Clearly, these people are cowards. That said, I’m not particularly sad to see this idea die.
For the record, in five years of blogging I’ve never censored a single comment on this blog, even the ones that call me every name in the book. I’m a free speech zealot and I’m not afraid of offending Muslims.
That said, I chose a middle road when the original cartoon controversy broke. I did so because it became pretty obvious that a lot of the people pushing the cartoons had a humanist/atheist bent. They weren’t advocating free speech per se, they were advocating giving a big FU to religious believers of all stripes. The cartoons just provided a convenient pretext for them to go after Muslims. As I said at the time:
This is a war between a brand of Islam and a brand of Enlightenment secularism. Both sides have in common that when not bashing each other they tend to be bashing Christianity. I chose to be here in the middle getting hit from both sides so there’s no point whining about it. I’m used to turning the other cheek. Just don’t expect me to jump into the fray when the creeps on both sides start hitting each other for a change. When your enemies start a war, keep your head down and hope they both lose.

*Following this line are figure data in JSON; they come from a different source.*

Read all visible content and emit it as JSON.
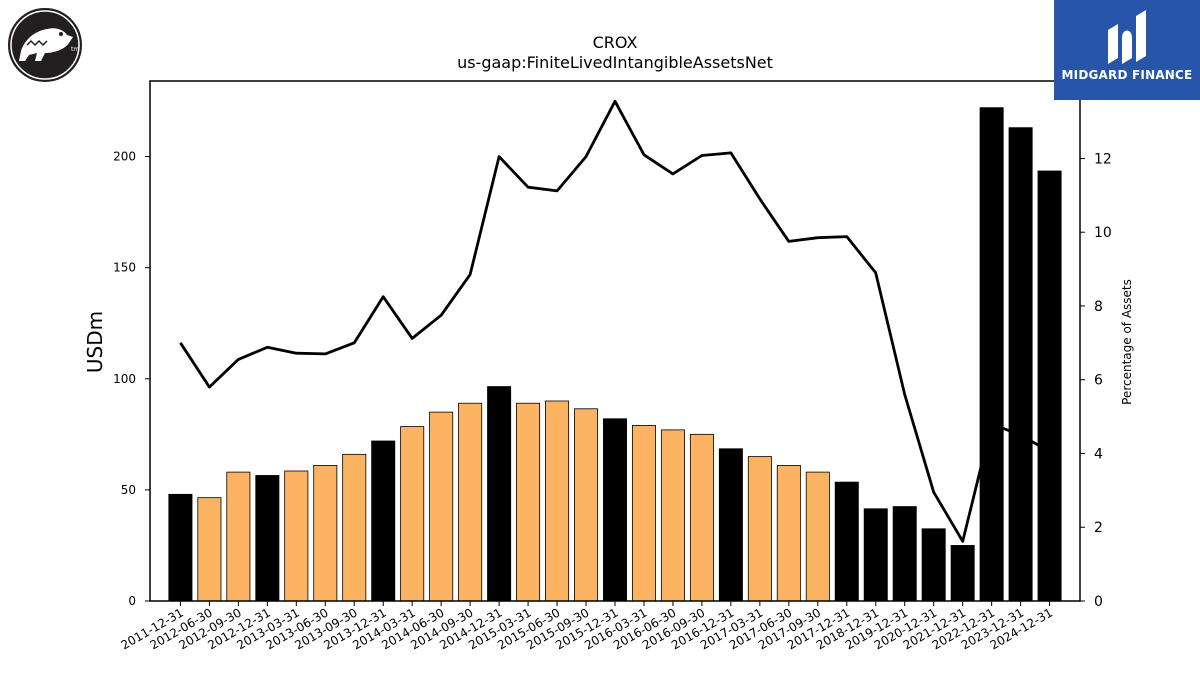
{
  "header": {
    "company": "CROX",
    "metric": "us-gaap:FiniteLivedIntangibleAssetsNet"
  },
  "brand": {
    "name": "MIDGARD FINANCE",
    "color": "#2855a7",
    "logo_left_icon": "crocodile-logo-icon",
    "logo_right_icon": "midgard-m-icon"
  },
  "chart_data": {
    "type": "bar",
    "categories": [
      "2011-12-31",
      "2012-06-30",
      "2012-09-30",
      "2012-12-31",
      "2013-03-31",
      "2013-06-30",
      "2013-09-30",
      "2013-12-31",
      "2014-03-31",
      "2014-06-30",
      "2014-09-30",
      "2014-12-31",
      "2015-03-31",
      "2015-06-30",
      "2015-09-30",
      "2015-12-31",
      "2016-03-31",
      "2016-06-30",
      "2016-09-30",
      "2016-12-31",
      "2017-03-31",
      "2017-06-30",
      "2017-09-30",
      "2017-12-31",
      "2018-12-31",
      "2019-12-31",
      "2020-12-31",
      "2021-12-31",
      "2022-12-31",
      "2023-12-31",
      "2024-12-31"
    ],
    "values": [
      48,
      46.5,
      58,
      56.5,
      58.5,
      61,
      66,
      72,
      78.5,
      85,
      89,
      96.5,
      89,
      90,
      86.5,
      82,
      79,
      77,
      75,
      68.5,
      65,
      61,
      58,
      53.5,
      41.5,
      42.5,
      32.5,
      25,
      222,
      213,
      193.5
    ],
    "bar_colors": [
      "#000000",
      "#fdb462",
      "#fdb462",
      "#000000",
      "#fdb462",
      "#fdb462",
      "#fdb462",
      "#000000",
      "#fdb462",
      "#fdb462",
      "#fdb462",
      "#000000",
      "#fdb462",
      "#fdb462",
      "#fdb462",
      "#000000",
      "#fdb462",
      "#fdb462",
      "#fdb462",
      "#000000",
      "#fdb462",
      "#fdb462",
      "#fdb462",
      "#000000",
      "#000000",
      "#000000",
      "#000000",
      "#000000",
      "#000000",
      "#000000",
      "#000000"
    ],
    "line_series": {
      "axis": "right",
      "values": [
        7.0,
        5.8,
        6.55,
        6.88,
        6.72,
        6.7,
        7.0,
        8.25,
        7.12,
        7.75,
        8.85,
        12.05,
        11.22,
        11.12,
        12.05,
        13.55,
        12.1,
        11.58,
        12.08,
        12.15,
        10.9,
        9.75,
        9.85,
        9.88,
        8.9,
        5.6,
        2.95,
        1.62,
        4.8,
        4.5,
        4.05
      ]
    },
    "ylabel": "USDm",
    "ylabel_right": "Percentage of Assets",
    "ylim": [
      0,
      234
    ],
    "ylim_right": [
      0,
      14.1
    ],
    "yticks": [
      0,
      50,
      100,
      150,
      200
    ],
    "yticks_right": [
      0,
      2,
      4,
      6,
      8,
      10,
      12
    ],
    "grid": false
  }
}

I guess I still feel that way. Secularism is a good (and Biblical) thing, but offending everyone to make a point to the tiny fraction who don’t agree with you is cultural carpet bombing. How about a bit more targeted attack on the offenders instead of just being offensive to everyone for no particular reason. At least South Park can claim to be funny occasionally. I don’t think we could expect as much from a bunch of Mohammed stick figures cartoons by amateurs.
So I’m with Althouse on this one.
And believe me, if it turns out that there’s a threat to free speech, I’ll be drawing and posting cartoons by the dozen. If you think creeps with knives and guns scare me, you don’t know me. Until then, I’d rather not deeply offend a bunch of mostly peaceful Muslims who never did anything to me. (But if you want to draw something really offensive and e-mail it directly to Hamas/Hezbollah, I love that idea.)